Moulded in the same world as the works of Iranian film-makers Abbas Kiarostami and Majid Majidi — especially the latter’s Children of Heaven — and closer home, Nagesh Kukonoor’s Dhanak (that was loosely based on Children of Heaven), Chippa’s adventures during the course of the night may not take him far geographically, but he travels miles on the back of the people he meets and the experiences he has. Sunny Pawar lends an endearing innocence to Chippa’s precocious demeanour, and it’s the boy’s searing honesty and dogged determination to get his letter read at any cost is what makes virtual strangers warm to him.
During the course of the night, Chippa bumps into a cab driver, a wedding party band, a drunkard and a mailman, among others, and the film not only carries forward Chippa’s adventures but also shows his world view changing and expanding through his encounters with this rag-tag bunch. The film stresses on the fact that humans are essentially good, whether it’s the cop who gives Chippa a ride on the pillion of his bike to a late-night treat of soan papdi or the ‘environment-conscious’ cabbie who drives back to hand over the young one’s forgotten wallet.
Rahaman, aided by Ramanuj Dutta’s lens, shoots Calcutta by night, with about 80 per cent of the scenes only shot under street lights. The city by night, when we are all tucked into our beds, is a different beast altogether, its sights and sounds — from the steaming cups of cha in a bhanr to the ‘jaagte raho’ calls of the men who guard the street, from the chatter of the marginalised happily bunching together for a shared meal at the end of a tough day to the robust cheers of a neighbourhood egging on the local boys in a late-night football match. This is a film that shows our city to us differently. Tea, that Chippa often uses to befriend virtual strangers, is a running motif in the film.

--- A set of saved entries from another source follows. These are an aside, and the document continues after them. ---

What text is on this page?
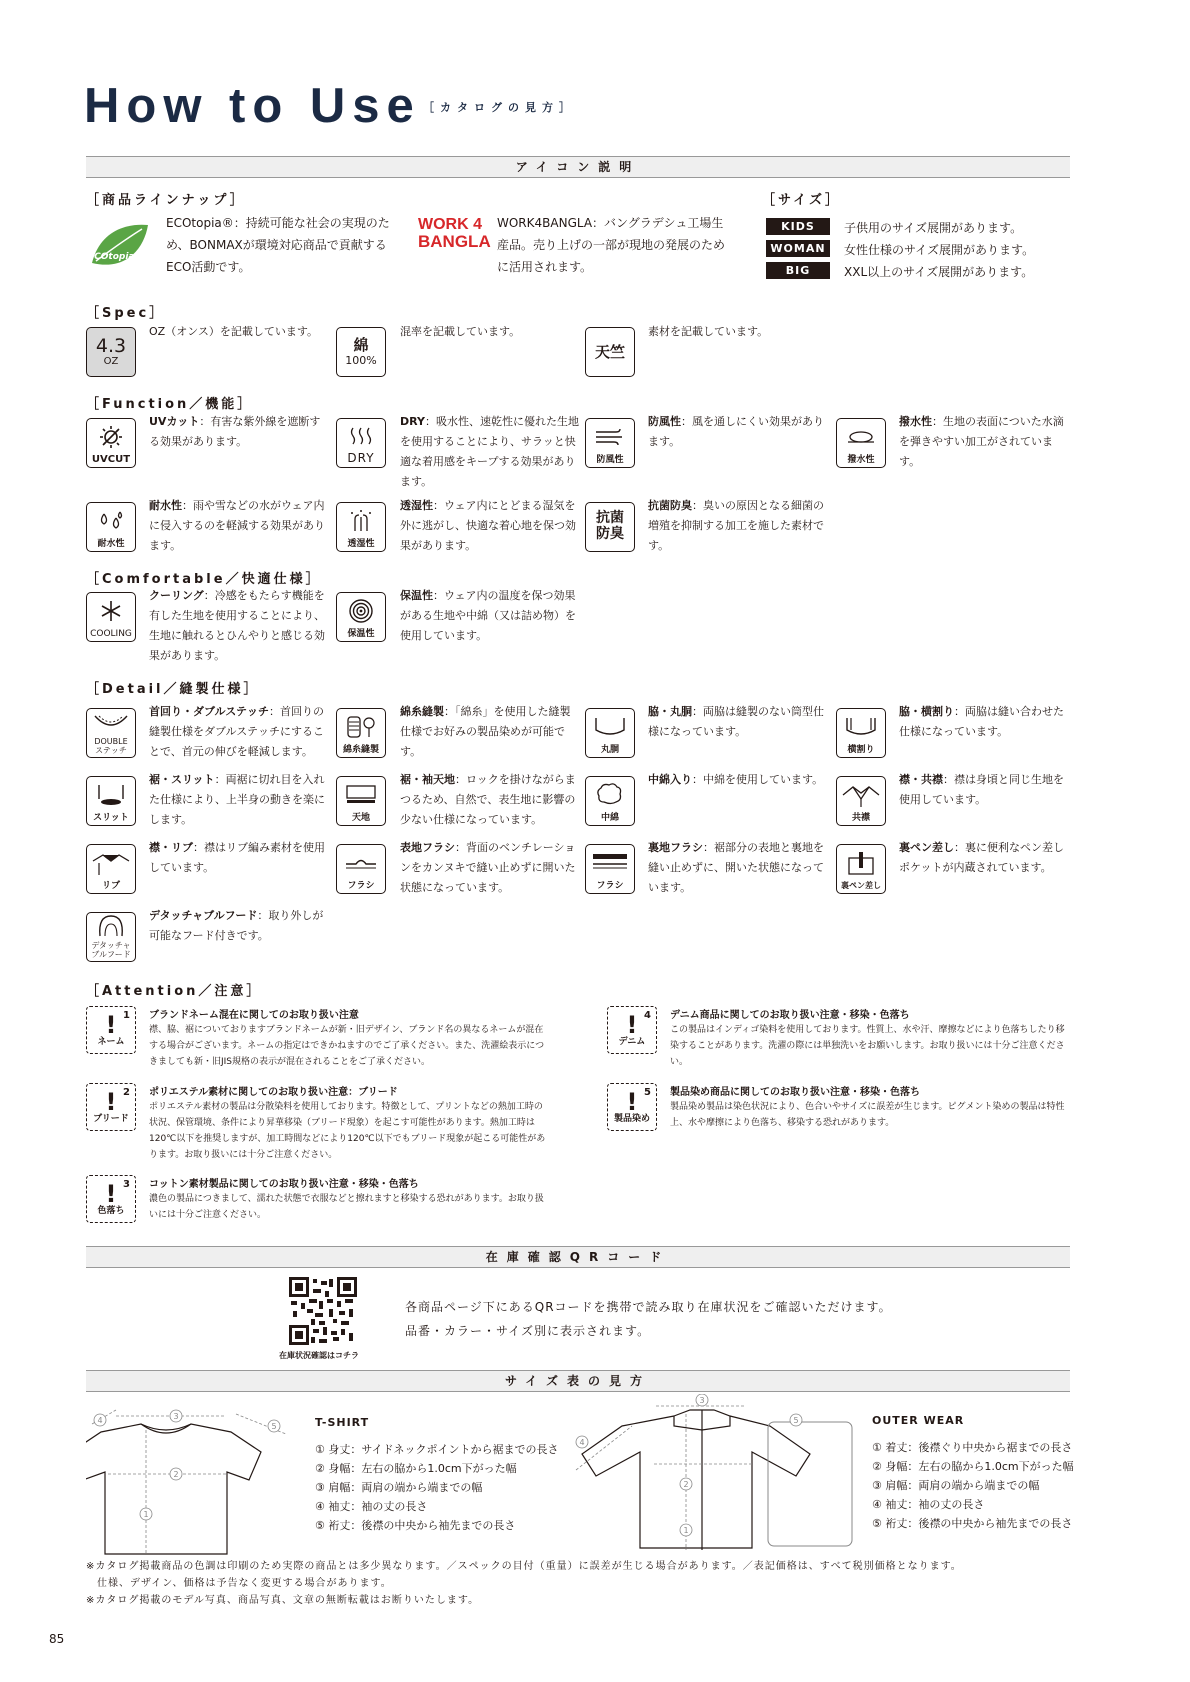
How to Use ［カタログの見方］
アイコン説明
［商品ラインナップ］
ECOtopia
ECOtopia®：持続可能な社会の実現のため、BONMAXが環境対応商品で貢献するECO活動です。
WORK 4
BANGLA
WORK4BANGLA：バングラデシュ工場生産品。売り上げの一部が現地の発展のために活用されます。
［サイズ］
KIDS	子供用のサイズ展開があります。
WOMAN	女性仕様のサイズ展開があります。
BIG	XXL以上のサイズ展開があります。
［Spec］
4.3
OZ
OZ（オンス）を記載しています。
綿
100%
混率を記載しています。
天竺
素材を記載しています。
［Function／機能］
UVCUT
UVカット：有害な紫外線を遮断する効果があります。
DRY
DRY：吸水性、速乾性に優れた生地を使用することにより、サラッと快適な着用感をキープする効果があります。
防風性
防風性：風を通しにくい効果があります。
撥水性
撥水性：生地の表面についた水滴を弾きやすい加工がされています。
耐水性
耐水性：雨や雪などの水がウェア内に侵入するのを軽減する効果があります。	透湿性
透湿性：ウェア内にとどまる湿気を外に逃がし、快適な着心地を保つ効果があります。
抗菌防臭
抗菌防臭：臭いの原因となる細菌の増殖を抑制する加工を施した素材です。
［Comfortable／快適仕様］
COOLING
クーリング：冷感をもたらす機能を有した生地を使用することにより、生地に触れるとひんやりと感じる効果があります。
保温性
保温性：ウェア内の温度を保つ効果がある生地や中綿（又は詰め物）を使用しています。
［Detail／縫製仕様］
DOUBLEステッチ
首回り・ダブルステッチ：首回りの縫製仕様をダブルステッチにすることで、首元の伸びを軽減します。	綿糸縫製
綿糸縫製：「綿糸」を使用した縫製仕様でお好みの製品染めが可能です。	丸胴
脇・丸胴：両脇は縫製のない筒型仕様になっています。
横割り
脇・横割り：両脇は縫い合わせた仕様になっています。
スリット
裾・スリット：両裾に切れ目を入れた仕様により、上半身の動きを楽にします。	天地
裾・袖天地：ロックを掛けながらまつるため、自然で、表生地に影響の少ない仕様になっています。	中綿
中綿入り：中綿を使用しています。
共襟
襟・共襟：襟は身頃と同じ生地を使用しています。
リブ
襟・リブ：襟はリブ編み素材を使用しています。
フラシ
表地フラシ：背面のベンチレーションをカンヌキで縫い止めずに開いた状態になっています。	フラシ
裏地フラシ：裾部分の表地と裏地を縫い止めずに、開いた状態になっています。	裏ペン差し
裏ペン差し：裏に便利なペン差しポケットが内蔵されています。
デタッチャブルフード
デタッチャブルフード：取り外しが可能なフード付きです。
［Attention／注意］
1
!
ネーム
ブランドネーム混在に関してのお取り扱い注意
襟、脇、裾についておりますブランドネームが新・旧デザイン、ブランド名の異なるネームが混在する場合がございます。ネームの指定はできかねますのでご了承ください。また、洗濯絵表示につきましても新・旧JIS規格の表示が混在されることをご了承ください。
2
!
ブリード
ポリエステル素材に関してのお取り扱い注意：ブリード
ポリエステル素材の製品は分散染料を使用しております。特徴として、プリントなどの熱加工時の状況、保管環境、条件により昇華移染（ブリード現象）を起こす可能性があります。熱加工時は120℃以下を推奨しますが、加工時間などにより120℃以下でもブリード現象が起こる可能性があります。お取り扱いには十分ご注意ください。
3
!
色落ち
コットン素材製品に関してのお取り扱い注意・移染・色落ち
濃色の製品につきまして、濡れた状態で衣服などと擦れますと移染する恐れがあります。お取り扱いには十分ご注意ください。
4
!
デニム
デニム商品に関してのお取り扱い注意・移染・色落ち
この製品はインディゴ染料を使用しております。性質上、水や汗、摩擦などにより色落ちしたり移染することがあります。洗濯の際には単独洗いをお願いします。お取り扱いには十分ご注意ください。
5
!
製品染め
製品染め商品に関してのお取り扱い注意・移染・色落ち
製品染め製品は染色状況により、色合いやサイズに誤差が生じます。ピグメント染めの製品は特性上、水や摩擦により色落ち、移染する恐れがあります。
在庫確認QRコード
在庫状況確認はコチラ
各商品ページ下にあるQRコードを携帯で読み取り在庫状況をご確認いただけます。
品番・カラー・サイズ別に表示されます。
サイズ表の見方
1
2
3
4
5	T-SHIRT
① 身丈：サイドネックポイントから裾までの長さ
② 身幅：左右の脇から1.0cm下がった幅
③ 肩幅：両肩の端から端までの幅
④ 袖丈：袖の丈の長さ
⑤ 裄丈：後襟の中央から袖先までの長さ	1
2
3
4
5	OUTER WEAR
① 着丈：後襟ぐり中央から裾までの長さ
② 身幅：左右の脇から1.0cm下がった幅
③ 肩幅：両肩の端から端までの幅
④ 袖丈：袖の丈の長さ
⑤ 裄丈：後襟の中央から袖先までの長さ
※カタログ掲載商品の色調は印刷のため実際の商品とは多少異なります。／スペックの目付（重量）に誤差が生じる場合があります。／表記価格は、すべて税別価格となります。
仕様、デザイン、価格は予告なく変更する場合があります。
※カタログ掲載のモデル写真、商品写真、文章の無断転載はお断りいたします。
85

Chippa may be simplistic and convenient in its storytelling — characters and situations come off as planted rather than organic — but packs in enough, courtesy an effervescent Sunny, who owns the film to often leave you with a smile.
Elements of magic realism often make their way into the narrative: Chippa’s soaring imagination lends an animated touch to everything, from paper boats trundling along on a waterlogged alley to the Eiffel Tower coming alive from a postage stamp. Magic is what keeps Chippa going. And sometimes, magic is all we need.